If you take this path, make sure you have Python and a MySQL server installed before attempting anything. Thanks a lot to Leon Moonen for spelling out the exact steps (tested on his OS X 10.8.5 machine with Python 2.7.2).

  • Install Unidecode: easy_install Unidecode
  • Install SQLAlchemy: easy_install SQLAlchemy
  • Make sure that mysql bin dir is in path (or next step will fail on mysql_config)
  • Make sure that mysql lib dir is in dynamic library (or next step will fail on loading the library)
  • Install MySQL-Python: easy_install mysql-python
  • Tweek populateDB.py for your particular MySQL user and password (the script assumes user root with empty password)

Python scripts

  • initDB.py: declares the database schema using Python classes (will be automatically mapped to tables by SQLAlchemy).
  • populateDB.py: reads data about the papers and programme committees for each conference and loads it into the database.
  • metrics.py: defines a metrics model and how to compute the metrics. To account for the different ages of the conferences, we use sliding window metrics. For example,

    • author turnover RNA(c,y,k): fraction of authors at conference c in year y that have not been author between y-k and y-1.
    • programme committee turnover RNC(c,y,k): fraction of PC of c in year y that have not served on the PC between y-k and y-1.
    • inbreeding ratio RAC(c,y,k): fraction of papers published at c in year y co-authored by PC members from y-k to y.

    For a complete list of metrics check this list, or see our Science of Computer Programming article.

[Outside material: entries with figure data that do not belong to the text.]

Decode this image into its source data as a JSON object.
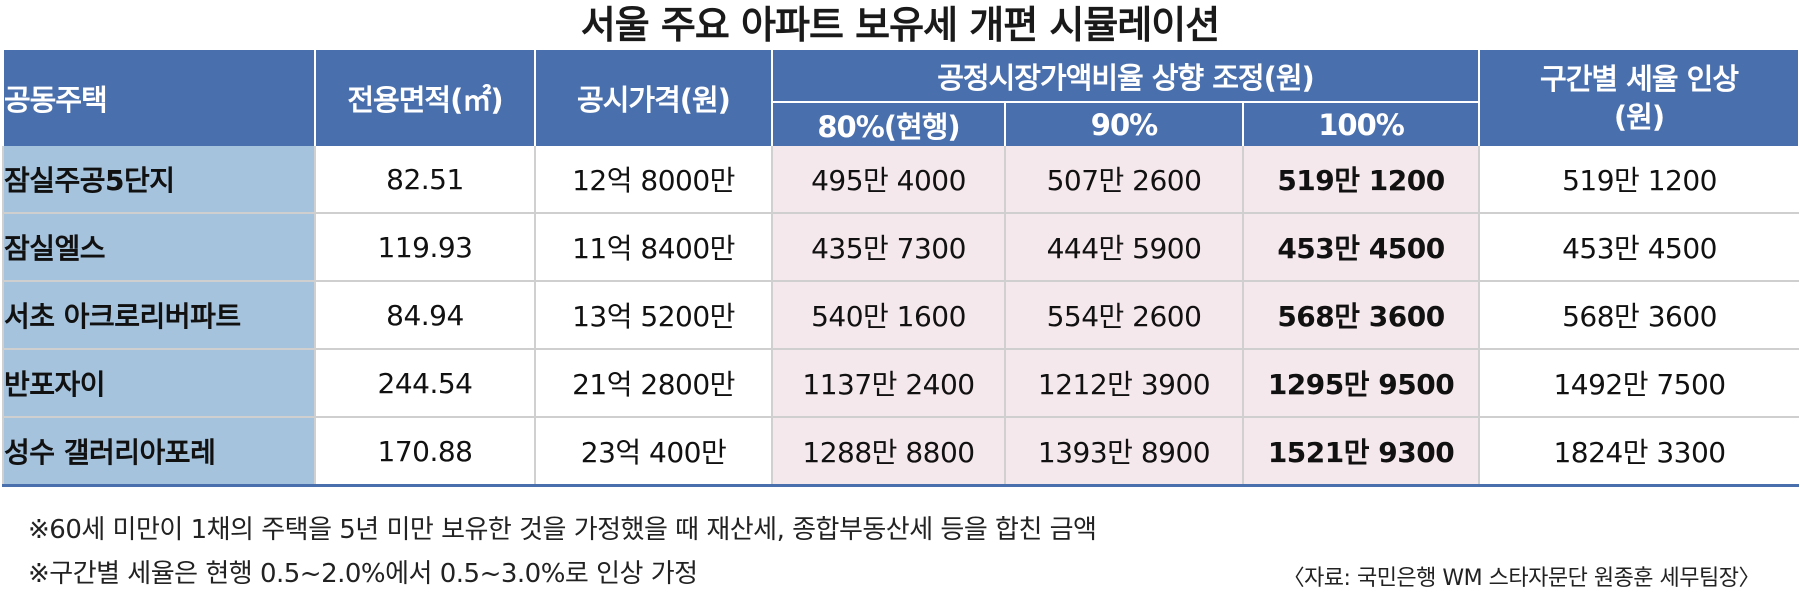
{
  "title": "서울 주요 아파트 보유세 개편 시뮬레이션",
  "headers": {
    "name": "공동주택",
    "area": "전용면적(㎡)",
    "price": "공시가격(원)",
    "adjust": "공정시장가액비율 상향 조정(원)",
    "sub": [
      "80%(현행)",
      "90%",
      "100%"
    ],
    "rate_line1": "구간별 세율 인상",
    "rate_line2": "(원)"
  },
  "rows": [
    {
      "name": "잠실주공5단지",
      "area": "82.51",
      "price": "12억 8000만",
      "p80": "495만 4000",
      "p90": "507만 2600",
      "p100": "519만 1200",
      "rate": "519만 1200"
    },
    {
      "name": "잠실엘스",
      "area": "119.93",
      "price": "11억 8400만",
      "p80": "435만 7300",
      "p90": "444만 5900",
      "p100": "453만 4500",
      "rate": "453만 4500"
    },
    {
      "name": "서초 아크로리버파트",
      "area": "84.94",
      "price": "13억 5200만",
      "p80": "540만 1600",
      "p90": "554만 2600",
      "p100": "568만 3600",
      "rate": "568만 3600"
    },
    {
      "name": "반포자이",
      "area": "244.54",
      "price": "21억 2800만",
      "p80": "1137만 2400",
      "p90": "1212만 3900",
      "p100": "1295만 9500",
      "rate": "1492만 7500"
    },
    {
      "name": "성수 갤러리아포레",
      "area": "170.88",
      "price": "23억 400만",
      "p80": "1288만 8800",
      "p90": "1393만 8900",
      "p100": "1521만 9300",
      "rate": "1824만 3300"
    }
  ],
  "notes": [
    "※60세 미만이 1채의 주택을 5년 미만 보유한 것을 가정했을 때 재산세, 종합부동산세 등을 합친 금액",
    "※구간별 세율은 현행 0.5~2.0%에서 0.5~3.0%로 인상 가정"
  ],
  "source": "〈자료: 국민은행 WM 스타자문단 원종훈 세무팀장〉",
  "colors": {
    "header_bg": "#4a6fad",
    "subheader_bg": "#0c4488",
    "name_col_bg": "#a6c3dd",
    "highlight_bg": "#f5e8ec"
  }
}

  • queryDB.py: queries the database, computes the metrics defined in the metrics model, and outputs the results to CSV files. For an example of a visualisation of these results, we include the visualisation.r R script that produces the following plot for RAC(c,y,0), the fraction of papers each year co-authored by PC members from that year.

Licenses

Citation information

If you find the dataset or tooling useful in your research, please consider citing the following paper:

Bogdan Vasilescu, Alexander Serebrenik, and Tom Mens, "Mining software engineering conference data", in MSR '13: Proceedings of the 10th Working Conference on Mining Software Repositories, May 18-–19, 2013. San Francisco, California, USA; pages 373–376, ACM.

Additionally, if you're interested in a "health assessment" of software engineering conferences, consider reading our Science of Computer Programming paper:

Bogdan Vasilescu, Alexander Serebrenik, Tom Mens, Mark van den Brand, and Ekaterina Pek, "How healthy are software engineering conferences?", Science of Computer Programming 89, Part C, (2014), 251–272.